Association of Tibetan Journalists
- Abbreviation: ATJ
- Formation: December 18, 1997; 28 years ago
- Type: NGO
- Purpose: Professional development and press freedom
- Headquarters: Dharamshala, Himachal Pradesh
- Location: India;
- Region served: Tibetan diaspora
- Members: Tibetan journalists in exile

= Association of Tibetan Journalists =

Tibetan organization

The Association of Tibetan Journalists is a Tibetan organization in exile, that was founded in 1997 in Dharamsala, India. The organization's stated mission is to "Facilitate free, fair and accurate delivering of information regarding activities relating to the Tibetan community, both within and outside of Tibet. Function as a monitoring agency of the Tibetan Government in Exile, regarding the democratic processes implemented.
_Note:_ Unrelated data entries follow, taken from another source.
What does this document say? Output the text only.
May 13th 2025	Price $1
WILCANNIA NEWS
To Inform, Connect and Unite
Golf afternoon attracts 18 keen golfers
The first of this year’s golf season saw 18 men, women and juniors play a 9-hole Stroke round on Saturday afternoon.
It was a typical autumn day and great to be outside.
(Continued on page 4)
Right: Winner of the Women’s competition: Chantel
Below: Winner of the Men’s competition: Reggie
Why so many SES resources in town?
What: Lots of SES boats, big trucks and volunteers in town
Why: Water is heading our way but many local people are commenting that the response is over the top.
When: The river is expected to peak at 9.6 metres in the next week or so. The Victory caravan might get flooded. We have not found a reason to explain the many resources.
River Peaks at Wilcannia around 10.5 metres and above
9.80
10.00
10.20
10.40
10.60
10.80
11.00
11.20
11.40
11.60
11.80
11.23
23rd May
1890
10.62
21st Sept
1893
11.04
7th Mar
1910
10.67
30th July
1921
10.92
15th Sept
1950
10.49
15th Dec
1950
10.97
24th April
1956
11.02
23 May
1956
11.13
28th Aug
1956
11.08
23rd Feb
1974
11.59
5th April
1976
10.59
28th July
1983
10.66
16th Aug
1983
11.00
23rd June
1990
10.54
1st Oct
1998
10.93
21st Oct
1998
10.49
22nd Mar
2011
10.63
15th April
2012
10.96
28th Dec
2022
Ensure the welfare and professional indemnity of Tibetan journalists within their professional jurisdiction."

The ATJ advocates for the rights of Tibetan journalists by monitoring cases of censorship, harassment, and arrest of journalists, and by raising awareness about press freedom issues. It also provides training and support to its members through workshops, seminars, and networking opportunities, to improve their skills and enhance the quality of their reporting.

In addition to its advocacy and training work, the ATJ also promotes freedom of the press and access to information for the Tibetan people by advocating for the establishment of a free and independent press in Tibet and by providing news and information to the Tibetan community through its website and social media platforms.
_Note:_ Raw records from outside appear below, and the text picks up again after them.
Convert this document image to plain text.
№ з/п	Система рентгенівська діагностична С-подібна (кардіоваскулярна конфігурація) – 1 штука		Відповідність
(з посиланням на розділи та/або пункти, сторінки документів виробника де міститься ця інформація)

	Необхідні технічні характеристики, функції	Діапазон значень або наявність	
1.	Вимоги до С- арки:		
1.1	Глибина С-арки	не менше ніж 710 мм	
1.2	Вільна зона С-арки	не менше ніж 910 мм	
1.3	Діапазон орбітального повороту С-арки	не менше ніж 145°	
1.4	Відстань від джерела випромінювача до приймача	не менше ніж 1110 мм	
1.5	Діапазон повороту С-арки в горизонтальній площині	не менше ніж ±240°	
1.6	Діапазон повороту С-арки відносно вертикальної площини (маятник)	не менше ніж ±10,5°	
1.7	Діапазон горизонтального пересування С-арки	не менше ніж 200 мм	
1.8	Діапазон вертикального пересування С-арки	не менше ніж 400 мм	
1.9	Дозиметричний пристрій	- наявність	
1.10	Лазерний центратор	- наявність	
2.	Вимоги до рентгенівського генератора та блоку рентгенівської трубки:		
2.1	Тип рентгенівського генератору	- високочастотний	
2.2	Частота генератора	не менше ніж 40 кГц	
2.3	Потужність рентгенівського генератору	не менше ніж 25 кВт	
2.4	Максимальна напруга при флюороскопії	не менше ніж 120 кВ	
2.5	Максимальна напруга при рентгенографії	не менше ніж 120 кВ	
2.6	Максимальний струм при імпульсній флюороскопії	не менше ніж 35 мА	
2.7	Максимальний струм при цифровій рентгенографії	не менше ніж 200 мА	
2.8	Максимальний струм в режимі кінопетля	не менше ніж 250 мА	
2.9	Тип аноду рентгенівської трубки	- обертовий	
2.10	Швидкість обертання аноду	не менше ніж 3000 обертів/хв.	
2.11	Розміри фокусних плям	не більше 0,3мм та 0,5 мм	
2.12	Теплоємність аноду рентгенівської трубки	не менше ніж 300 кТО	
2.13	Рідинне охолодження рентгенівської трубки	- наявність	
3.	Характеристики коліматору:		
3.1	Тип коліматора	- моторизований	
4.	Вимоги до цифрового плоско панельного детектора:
The current executive members:
- Lhakpa Kyizom' President, Journalist of VOA Tibetan Service
- Gurbhum, Vice-president, Chinese section editor of the Voice of Tibet
- Yeshe Choesang, General Secretary, editor in Chief of Tibet Post, a Tibetan Independent News Agency.
- Tenzin Wangyal, accountant, journalist of Radio Free Asia
- Dhonkho, Treasure, journalist of Tibet Times

The founding members were:
- Pema Dhondrup, former producer and editor of the news magazine Sargyur
- Gedun Rabsal, former editor of the Tibet Times
- Kunsang Paljor, journalist of the radio station Voice of Tibet
- Ugyen Norbu, former journalist of Radio Free Asia
- Karma Yeshi, former editor of Rangzen in Tibetan language
- Pema Lhündrup, former editor of Rangzen in English
- Lobsang Wangyal, independent journalist

In 2011, the Association for Tibetan Journalists was awarded a US$7243 grant from the Rowell Fund to create and publish a stylebook in the Tibetan language.The organization states that it will draw upon the Associated Press stylebook for print media and the BBC stylebook for radio.